Dr. Margaret Flanagan Subproject

Project: Research project

Project Details


According to the World Health Organization approximately 50 million people worldwide suffer from
cognitive disorders. The incidence of dementia increases with age, especially for those over 65.
CNS white matter lesions are also known to increase with age and to increase the risk of developing
dementia. Vascular dementia (VD) is the second most common cause of cognitive abnormalities in the
elderly behind Alzheimer’s disease (AD). VD has been associated with various cardiovascular
maladies, which are thought to contribute to diffuse white matter disease leading to dementia.
The underlying hypothesis of this proposal is that the impact of the cytotoxic
environment created by disruptions to the CNS vasculature associated with aging and diverse
cardiovascular disorders are particularly detrimental to oligodendrocyte viability and
function.
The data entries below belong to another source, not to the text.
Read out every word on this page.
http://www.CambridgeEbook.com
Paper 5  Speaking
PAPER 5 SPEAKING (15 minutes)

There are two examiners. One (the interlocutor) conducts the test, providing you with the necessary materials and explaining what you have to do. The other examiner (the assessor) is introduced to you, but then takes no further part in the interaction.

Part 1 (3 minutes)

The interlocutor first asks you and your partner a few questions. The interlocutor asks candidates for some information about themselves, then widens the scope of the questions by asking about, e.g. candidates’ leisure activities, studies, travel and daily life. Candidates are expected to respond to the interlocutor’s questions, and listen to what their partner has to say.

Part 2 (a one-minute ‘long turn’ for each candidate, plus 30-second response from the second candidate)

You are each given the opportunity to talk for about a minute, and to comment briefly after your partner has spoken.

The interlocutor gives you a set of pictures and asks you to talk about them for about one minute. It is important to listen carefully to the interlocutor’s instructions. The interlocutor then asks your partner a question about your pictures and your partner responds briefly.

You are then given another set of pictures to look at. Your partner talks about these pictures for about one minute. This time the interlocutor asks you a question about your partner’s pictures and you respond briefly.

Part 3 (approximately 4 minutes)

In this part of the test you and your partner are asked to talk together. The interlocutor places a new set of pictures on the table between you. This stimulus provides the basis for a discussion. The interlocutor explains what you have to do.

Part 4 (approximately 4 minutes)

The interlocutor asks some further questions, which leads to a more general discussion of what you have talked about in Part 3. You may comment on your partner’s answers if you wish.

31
We posit that the heightened sensitivity to cellular stress that oligodendrocytes
display due to their unique metabolic demands makes them particularly vulnerable to the
changing extracellular environment that develops with advancing age and in response an
altered cerebral circulation. The white matter abnormalities that occur as a consequence
of oligodendrocyte perturbation are likely critical to the development of neurodegenerative,
cognitive and behavioral changes. The goal of the current proposal is to a gain a mechanistic
understanding of the impact of ageing and cerebrovascular abnormalities on oligodendrocytes, both
in humans and in mouse models. Our focus will be on examining the role that intrinsic
cytoprotective pathways play in the response of oligodendrocytes to the adverse cytotoxic
environment created by these conditions. We will focus on three cytoprotective pathways:
the integrated stress response (ISR) pathway is initiated by a variety of stresses including
oxidative stress, hypoxia and inflammation; the nuclear factor erythroid 2-related factor 2 (NRF2)
pathway is activated in response to oxidative stress; and the hypoxia-inducible factor 1 (HIF-1)
pathway is the master transcriptional regulator of the cellular response to hypoxia. We will
examine human postmortem samples from individuals with vascular dementia for activation of
these pathways in oligodendrocyte lineage cells, and we will similarly assess their activation in
ageing mice, which are known to display oligodendrocyte and myelin deficiencies. We will also
examine a mouse model of heart failure with preserved ejection fraction (HFpEF) for oligodendrocyte
and myelin abnormalities linked to ISR, NRF2 and HIF activation. HFpEF is a common
cardiovascular abnormality associated with dementia. We will also use a genetic approach
to further examine the response of these cytoprotective pathways to the adverse CNS
environment created by ageing and cerebrovascular abnormalities. Together, these efforts will
substantially increase our understanding of the response of oligodendrocytes to the cytotoxic CNS
environment created by ageing and cerebrovascular dysfunction. A better appreciation of the
contribution of myelinating glia dysfunction to the pathogenesis of dementia is essential to our
understanding of this growing health concern and may serve as the basis for the design of
neuroprotective therapeutic strategies.